Pour ouvrir cette matinée, nous avons eu le plaisir d’accueillir Raphaël Enthoven, écrivain, essayiste, professeur agrégé de philosophie et éditorialiste politique. Il s’est fait connaître du grand public grâce à ses chroniques sur Arte, Europe 1, France Culture ou encore Philosophie Magazine, dans lequel il vulgarise des concepts philosophiques et met en lumière des philosophes contemporains.

À l’occasion de notre colloque annuel, il nous a proposé d’appréhender autrement l’expérience collaborateur. Il nous a offert sa réponse à la question suivante : « Le bonheur au travail, une responsabilité managériale ? »

Bonheur, management : interroger les termes

Selon Raphaël Enthoven, le bonheur au travail ne fait pas partie des responsabilités du manager. Il faut distinguer le bonheur du management.

  • Les instants de bonheur contiennent la certitude de leur fin : on ne peut ainsi pas être heureux sans redouter que le bonheur s’achève.
  • L’étymologie du mot management signifie manipulation. Certaines visions du management consistent en une façon d’être à l’écoute pour trouver une façon d’influencer l’autre, plutôt que de l’écouter en faisant preuve d’une réelle curiosité.
  • L’expression Ressources Humaines montre qu’on visualise l’humain comme une ressource. C’est la reconnaissance lexicale du fait que les employés sont interchangeables.

Une politique univoque du bonheur aux dépens des libertés individuelles

Le management par le bonheur est-il l’alibi d’une servitude renouvelée ? C’est une réelle question que se pose Raphaël Enthoven, qui met en avant la nécessité de dresser une réelle critique de la tentation de faire du bonheur une politique. Selon Kant, en effet, le bonheur ne peut pas être le même pour tous. Nous n’avons pas tous la même conception du bonheur : toute politique univoque se fait aux dépens des volontés individuelles et donc, de la liberté.

Une entreprise qui impose à tous une certaine vision du bonheur se réduit souvent à une politique de confort du travail. Et “cette politique de bonheur au travail peut maquiller des détresses qui ne peuvent pas se dire”.

À l’instar du livre 1984 de Georges Orwell, nous entrons dans une société qui ne veut pas forcer les individus à adhérer à leur propre servitude, mais les inciter à la désirer. Il évoque des exemples de nudge pour expliquer comment peut se manifester ce désir d’une nouvelle servitude dans une société démocratique comme la nôtre. 

Il s’agit de la domestication de l’homme par l’homme. On adore obéir, mais on déteste qu’on nous donne des ordres. Le nudge peut être assimilé à un management par le coup de pouce. C’est un art d’étouffer toute velléité contestataire en les enrobant d’un miel suggestif.

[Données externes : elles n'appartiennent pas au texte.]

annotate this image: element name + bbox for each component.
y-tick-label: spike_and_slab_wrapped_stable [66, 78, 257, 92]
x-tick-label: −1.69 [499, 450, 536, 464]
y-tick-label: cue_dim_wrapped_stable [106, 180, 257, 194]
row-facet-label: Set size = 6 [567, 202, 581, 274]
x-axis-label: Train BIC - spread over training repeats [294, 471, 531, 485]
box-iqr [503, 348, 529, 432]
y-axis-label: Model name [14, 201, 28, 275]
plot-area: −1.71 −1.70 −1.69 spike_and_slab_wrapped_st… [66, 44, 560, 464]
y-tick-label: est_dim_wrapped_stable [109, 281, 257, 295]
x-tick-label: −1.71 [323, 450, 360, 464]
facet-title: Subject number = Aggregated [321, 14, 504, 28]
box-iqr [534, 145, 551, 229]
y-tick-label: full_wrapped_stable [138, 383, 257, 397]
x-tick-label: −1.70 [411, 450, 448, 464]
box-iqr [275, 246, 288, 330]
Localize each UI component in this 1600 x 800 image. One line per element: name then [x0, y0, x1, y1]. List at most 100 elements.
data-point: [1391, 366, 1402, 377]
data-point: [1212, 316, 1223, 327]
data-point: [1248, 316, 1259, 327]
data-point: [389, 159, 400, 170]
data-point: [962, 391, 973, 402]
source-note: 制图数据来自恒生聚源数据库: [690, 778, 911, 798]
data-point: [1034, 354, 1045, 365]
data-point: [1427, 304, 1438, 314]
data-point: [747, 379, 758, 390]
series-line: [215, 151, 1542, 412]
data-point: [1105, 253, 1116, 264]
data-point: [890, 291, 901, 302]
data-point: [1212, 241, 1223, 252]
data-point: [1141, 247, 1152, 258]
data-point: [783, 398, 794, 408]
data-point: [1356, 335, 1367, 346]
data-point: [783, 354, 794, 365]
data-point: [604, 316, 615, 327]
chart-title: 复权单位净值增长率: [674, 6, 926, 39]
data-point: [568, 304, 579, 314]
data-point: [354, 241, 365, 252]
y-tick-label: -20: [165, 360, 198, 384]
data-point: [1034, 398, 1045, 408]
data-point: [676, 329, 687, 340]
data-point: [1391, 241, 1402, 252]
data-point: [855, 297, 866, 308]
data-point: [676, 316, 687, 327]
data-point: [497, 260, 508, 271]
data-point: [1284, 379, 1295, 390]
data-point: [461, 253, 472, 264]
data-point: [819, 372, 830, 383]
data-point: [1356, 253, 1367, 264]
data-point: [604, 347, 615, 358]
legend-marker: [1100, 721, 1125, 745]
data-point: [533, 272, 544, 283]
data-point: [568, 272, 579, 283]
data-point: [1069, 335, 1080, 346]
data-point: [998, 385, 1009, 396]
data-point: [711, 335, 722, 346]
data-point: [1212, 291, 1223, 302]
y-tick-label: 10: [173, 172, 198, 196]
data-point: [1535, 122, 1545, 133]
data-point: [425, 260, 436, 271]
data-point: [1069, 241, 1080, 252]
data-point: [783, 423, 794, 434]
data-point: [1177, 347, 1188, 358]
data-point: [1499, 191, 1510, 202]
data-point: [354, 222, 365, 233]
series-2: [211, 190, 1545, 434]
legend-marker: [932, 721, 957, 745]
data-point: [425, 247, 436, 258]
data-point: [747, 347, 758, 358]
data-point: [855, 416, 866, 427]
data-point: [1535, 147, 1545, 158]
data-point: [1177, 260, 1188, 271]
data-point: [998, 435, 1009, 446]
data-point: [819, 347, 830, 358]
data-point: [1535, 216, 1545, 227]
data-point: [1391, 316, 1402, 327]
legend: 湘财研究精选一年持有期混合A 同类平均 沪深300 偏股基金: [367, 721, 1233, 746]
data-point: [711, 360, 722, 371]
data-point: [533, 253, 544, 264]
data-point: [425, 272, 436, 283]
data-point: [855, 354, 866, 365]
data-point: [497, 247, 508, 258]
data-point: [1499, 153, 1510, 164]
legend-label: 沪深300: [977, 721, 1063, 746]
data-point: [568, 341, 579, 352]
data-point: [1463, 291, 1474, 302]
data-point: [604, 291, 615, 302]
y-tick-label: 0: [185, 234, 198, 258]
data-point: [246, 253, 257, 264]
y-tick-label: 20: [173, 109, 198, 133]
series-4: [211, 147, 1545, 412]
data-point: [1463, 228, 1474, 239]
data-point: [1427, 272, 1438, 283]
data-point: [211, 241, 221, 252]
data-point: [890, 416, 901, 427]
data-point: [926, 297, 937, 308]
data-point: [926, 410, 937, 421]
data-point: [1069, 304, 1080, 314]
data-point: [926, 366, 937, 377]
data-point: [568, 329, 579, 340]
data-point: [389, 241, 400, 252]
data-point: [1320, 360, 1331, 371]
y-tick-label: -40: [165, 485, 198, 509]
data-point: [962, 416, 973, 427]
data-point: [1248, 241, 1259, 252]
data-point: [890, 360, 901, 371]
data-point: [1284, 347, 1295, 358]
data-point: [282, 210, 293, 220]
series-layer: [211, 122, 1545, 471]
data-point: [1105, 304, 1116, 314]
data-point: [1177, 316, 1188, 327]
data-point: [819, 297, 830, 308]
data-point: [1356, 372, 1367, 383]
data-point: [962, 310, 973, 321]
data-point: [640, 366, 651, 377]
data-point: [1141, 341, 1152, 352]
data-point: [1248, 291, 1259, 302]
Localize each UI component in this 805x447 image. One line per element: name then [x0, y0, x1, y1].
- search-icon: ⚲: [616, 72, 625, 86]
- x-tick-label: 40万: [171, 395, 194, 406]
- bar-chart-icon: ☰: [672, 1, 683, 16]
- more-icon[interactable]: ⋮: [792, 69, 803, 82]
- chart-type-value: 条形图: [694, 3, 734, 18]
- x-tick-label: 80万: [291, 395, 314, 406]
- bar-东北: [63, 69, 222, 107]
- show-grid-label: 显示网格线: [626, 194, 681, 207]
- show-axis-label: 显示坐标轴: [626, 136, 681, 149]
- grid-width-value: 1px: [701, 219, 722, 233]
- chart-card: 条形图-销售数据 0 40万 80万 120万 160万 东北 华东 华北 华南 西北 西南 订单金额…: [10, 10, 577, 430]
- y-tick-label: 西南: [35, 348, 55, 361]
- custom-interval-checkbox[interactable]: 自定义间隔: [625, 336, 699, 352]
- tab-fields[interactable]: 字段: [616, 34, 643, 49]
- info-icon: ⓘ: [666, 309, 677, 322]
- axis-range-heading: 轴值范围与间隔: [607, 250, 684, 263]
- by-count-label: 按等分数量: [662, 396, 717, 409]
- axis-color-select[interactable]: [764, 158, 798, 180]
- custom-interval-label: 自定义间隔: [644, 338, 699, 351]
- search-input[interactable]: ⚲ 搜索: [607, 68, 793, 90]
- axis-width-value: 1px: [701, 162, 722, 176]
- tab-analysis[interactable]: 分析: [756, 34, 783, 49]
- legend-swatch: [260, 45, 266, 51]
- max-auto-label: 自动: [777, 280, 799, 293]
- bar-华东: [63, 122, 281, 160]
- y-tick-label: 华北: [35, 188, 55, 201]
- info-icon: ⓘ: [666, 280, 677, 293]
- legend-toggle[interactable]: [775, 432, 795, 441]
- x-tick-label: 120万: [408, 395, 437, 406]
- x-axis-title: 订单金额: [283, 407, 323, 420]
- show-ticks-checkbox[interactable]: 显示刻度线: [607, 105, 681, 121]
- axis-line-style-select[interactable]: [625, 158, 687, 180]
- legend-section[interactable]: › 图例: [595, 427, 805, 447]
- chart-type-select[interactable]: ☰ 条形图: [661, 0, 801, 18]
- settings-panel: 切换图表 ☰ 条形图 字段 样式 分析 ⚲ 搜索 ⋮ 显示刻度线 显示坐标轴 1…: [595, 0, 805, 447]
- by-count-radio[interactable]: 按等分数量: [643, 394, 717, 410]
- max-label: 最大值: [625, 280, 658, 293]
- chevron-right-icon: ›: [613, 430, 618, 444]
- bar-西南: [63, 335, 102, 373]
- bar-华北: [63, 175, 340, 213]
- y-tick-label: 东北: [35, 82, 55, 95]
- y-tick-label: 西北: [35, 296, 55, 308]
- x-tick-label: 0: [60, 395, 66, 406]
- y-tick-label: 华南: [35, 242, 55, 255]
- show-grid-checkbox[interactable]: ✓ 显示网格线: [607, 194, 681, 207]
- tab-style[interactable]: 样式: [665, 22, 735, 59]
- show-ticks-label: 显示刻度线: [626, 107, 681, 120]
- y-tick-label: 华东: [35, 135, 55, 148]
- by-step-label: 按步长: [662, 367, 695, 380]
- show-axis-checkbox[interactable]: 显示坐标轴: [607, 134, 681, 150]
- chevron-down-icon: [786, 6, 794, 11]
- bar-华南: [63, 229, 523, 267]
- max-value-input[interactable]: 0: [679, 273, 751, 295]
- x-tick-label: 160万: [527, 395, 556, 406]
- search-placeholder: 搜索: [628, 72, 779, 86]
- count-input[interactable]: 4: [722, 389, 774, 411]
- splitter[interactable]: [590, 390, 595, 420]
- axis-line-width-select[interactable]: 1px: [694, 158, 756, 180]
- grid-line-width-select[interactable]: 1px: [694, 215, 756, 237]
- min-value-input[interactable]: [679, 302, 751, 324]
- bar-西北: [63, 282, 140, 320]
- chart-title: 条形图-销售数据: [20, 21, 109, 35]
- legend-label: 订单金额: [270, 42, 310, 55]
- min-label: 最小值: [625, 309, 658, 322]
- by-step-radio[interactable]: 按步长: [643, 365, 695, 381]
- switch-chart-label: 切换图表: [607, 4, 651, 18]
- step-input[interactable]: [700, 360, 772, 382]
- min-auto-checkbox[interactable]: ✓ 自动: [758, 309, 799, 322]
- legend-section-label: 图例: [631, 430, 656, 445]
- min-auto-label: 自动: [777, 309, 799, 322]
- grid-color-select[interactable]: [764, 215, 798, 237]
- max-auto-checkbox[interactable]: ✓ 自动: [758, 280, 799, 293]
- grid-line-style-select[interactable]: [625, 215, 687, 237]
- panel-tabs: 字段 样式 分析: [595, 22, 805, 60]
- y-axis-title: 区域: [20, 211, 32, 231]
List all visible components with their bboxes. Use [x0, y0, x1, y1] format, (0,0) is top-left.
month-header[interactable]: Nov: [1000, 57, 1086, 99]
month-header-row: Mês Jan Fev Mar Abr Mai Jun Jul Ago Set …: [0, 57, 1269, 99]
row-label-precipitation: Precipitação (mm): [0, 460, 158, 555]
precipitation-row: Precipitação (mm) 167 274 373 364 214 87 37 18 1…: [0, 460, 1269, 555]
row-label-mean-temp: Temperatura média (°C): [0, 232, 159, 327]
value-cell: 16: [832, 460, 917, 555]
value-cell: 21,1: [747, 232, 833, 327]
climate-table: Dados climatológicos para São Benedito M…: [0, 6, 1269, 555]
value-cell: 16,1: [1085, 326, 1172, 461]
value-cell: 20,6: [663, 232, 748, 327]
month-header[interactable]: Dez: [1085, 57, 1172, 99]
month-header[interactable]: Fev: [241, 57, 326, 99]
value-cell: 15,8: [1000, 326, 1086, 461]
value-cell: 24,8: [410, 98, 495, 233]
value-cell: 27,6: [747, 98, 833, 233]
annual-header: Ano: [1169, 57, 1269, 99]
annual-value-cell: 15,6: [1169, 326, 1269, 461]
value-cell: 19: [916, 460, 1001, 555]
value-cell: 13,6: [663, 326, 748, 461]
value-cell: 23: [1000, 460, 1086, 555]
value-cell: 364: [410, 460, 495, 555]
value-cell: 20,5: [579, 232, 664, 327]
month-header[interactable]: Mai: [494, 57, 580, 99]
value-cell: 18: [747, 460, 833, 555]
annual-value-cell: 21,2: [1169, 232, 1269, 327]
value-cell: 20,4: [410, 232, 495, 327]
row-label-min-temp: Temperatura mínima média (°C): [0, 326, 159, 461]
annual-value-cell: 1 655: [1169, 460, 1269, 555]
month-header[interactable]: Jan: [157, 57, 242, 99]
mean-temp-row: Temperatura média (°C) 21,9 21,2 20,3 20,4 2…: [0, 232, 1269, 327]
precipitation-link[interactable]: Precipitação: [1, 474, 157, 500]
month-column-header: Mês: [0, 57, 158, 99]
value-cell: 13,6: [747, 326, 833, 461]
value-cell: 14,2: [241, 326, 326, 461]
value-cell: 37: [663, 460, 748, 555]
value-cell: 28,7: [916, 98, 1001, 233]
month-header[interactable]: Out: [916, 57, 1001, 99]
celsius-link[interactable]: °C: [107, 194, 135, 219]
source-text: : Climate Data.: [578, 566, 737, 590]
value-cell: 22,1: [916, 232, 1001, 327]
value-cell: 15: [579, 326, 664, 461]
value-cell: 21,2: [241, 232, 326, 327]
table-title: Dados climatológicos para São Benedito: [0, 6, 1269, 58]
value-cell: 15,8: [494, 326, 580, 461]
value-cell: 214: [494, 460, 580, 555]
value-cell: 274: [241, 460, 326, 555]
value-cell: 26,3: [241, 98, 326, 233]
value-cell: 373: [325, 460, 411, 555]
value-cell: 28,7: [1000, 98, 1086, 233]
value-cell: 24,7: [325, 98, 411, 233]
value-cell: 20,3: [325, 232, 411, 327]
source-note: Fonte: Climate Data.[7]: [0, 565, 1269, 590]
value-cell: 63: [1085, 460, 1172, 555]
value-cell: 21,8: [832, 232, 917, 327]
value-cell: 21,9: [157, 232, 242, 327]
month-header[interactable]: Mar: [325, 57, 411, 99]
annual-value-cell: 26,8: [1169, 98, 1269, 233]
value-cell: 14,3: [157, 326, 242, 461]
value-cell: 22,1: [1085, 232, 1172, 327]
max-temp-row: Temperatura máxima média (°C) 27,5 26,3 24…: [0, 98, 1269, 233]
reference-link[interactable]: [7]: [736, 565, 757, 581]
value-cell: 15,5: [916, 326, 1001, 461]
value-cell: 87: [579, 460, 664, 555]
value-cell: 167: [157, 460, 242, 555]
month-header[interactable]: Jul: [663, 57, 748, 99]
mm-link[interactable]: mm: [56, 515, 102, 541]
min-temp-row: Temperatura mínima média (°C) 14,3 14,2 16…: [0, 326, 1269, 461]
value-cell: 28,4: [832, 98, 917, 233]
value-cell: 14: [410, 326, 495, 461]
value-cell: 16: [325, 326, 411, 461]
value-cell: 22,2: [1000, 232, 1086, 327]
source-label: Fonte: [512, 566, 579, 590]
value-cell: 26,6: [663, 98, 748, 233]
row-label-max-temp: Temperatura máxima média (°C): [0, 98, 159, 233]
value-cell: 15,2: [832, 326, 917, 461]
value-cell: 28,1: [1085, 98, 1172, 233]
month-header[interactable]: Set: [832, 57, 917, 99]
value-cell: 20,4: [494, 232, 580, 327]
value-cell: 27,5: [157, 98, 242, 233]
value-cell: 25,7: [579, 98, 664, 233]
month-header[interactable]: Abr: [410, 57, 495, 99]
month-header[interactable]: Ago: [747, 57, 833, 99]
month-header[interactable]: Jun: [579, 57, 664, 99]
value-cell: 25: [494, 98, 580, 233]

Du management vertical au management horizontal : nous avons changé d’époque

La définition du management est-elle d’intégrer d’excellents rouages à la mécanique de  l’entreprise ? Pas sûr, parce que cette vision du management avait cours à l’époque de la verticalité. Nous avons changé d’époque. Selon Raphaël Enthoven, les structures au management pyramidal sont vouées à disparaître, car elles ne sont plus mobiles. L’un des plus grands chantiers des entreprises est l’horizontalité.

Le syndrome de l’albatros – en référence au célèbre poème de Baudelaire – désigne l’encombrement paradoxal par le gigantisme, la mutation sous l’effet du XXIe siècle, de cet atout en obstacle. Raphaël Enthoven observe que le gigantisme des entreprises concernées par ce syndrome de l’albatros souffrent d’un manque de mobilité. L’urgence de se transformer est arrivée plus tard que les entreprises, qui ne pouvaient se permettre le luxe d’attendre.

Ces structures gigantesques pyramidales non réformables sont caduques et amenées à disparaître : quand les processus de décision sont exclusivement verticaux, ils sont inaptes à épouser la mobilité du monde. Décider d’en haut, de nos jours, c’est toujours décider de travers. Le premier des chantiers est donc celui de l’horizontalité. Le rôle du management est de créer les conditions d’une codécision, qui tienne compte d’une expertise incarnée.

Quelle est la responsabilité du manager quant au bonheur au travail ?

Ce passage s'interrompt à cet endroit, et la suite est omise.